Dan Patrick said on Wednesday’s installment of his show that a source has told him Goodell felt pressured to do this, but the source declined to explain the basis for that pressure.
My guess continues to be that the league’s lawyers fear a second lawsuit from Kaepernick, which would argue that the teams individually and collectively (with or without proof of actual collusion) have frozen him out in retaliation for his grievance that was settled for payment reportedly in the range of $1 million to $10 million.
If Goodell were simply trying to make amends, he would do so without fanfare or a spotlight. He would work the back channels, finding one or more teams that would give Kaepernick a normal, traditional workout in exchange for whatever gets traded when these backroom deals occur. It’s widely believed that Goodell did precisely that when cajoling the Rams to draft Michael Sam in 2014. Peter King reported in September of that year that, after the Rams cut Sam, the league called multiple teams in an effort to get Sam on a practice squad.
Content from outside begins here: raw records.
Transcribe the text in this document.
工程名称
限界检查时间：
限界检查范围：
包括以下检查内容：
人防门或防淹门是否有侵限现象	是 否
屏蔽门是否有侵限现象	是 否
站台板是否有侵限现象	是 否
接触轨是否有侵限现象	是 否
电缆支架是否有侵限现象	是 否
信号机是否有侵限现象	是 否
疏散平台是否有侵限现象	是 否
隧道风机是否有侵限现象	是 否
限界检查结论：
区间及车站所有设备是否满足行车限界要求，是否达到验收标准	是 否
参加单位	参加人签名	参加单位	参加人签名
If Goodell were simply trying to make amends, he would agree to Kaepernick’s request that the workout happen on a Tuesday, or at a minimum that it happen on a Saturday later than three days from now.
Schefter calls the upcoming session “Colin Kaepernick’s Pro Day.” But head coaches and General Managers regularly attend Pro Day workouts. On Saturday, head coaches (except for those on a bye) will be preparing for games — and most General Managers will be scouting college football players. The NFL world simply won’t stop spinning for a first-of-its-kind, in-season veteran player workout.
The league office knows this, or it should. Either way, proceeding under these circumstances shows that the workout is about anything but making things right with a player who has been wronged since becoming a free agent in March 2017.
The fact that Schefter characterizes the looming workout as a “reversal” by the league office confirms that the persistent bias against Kaepernick extended to and/or emanated from 345 Park Avenue. There’s no reason to believe that the bias has suddenly evaporated.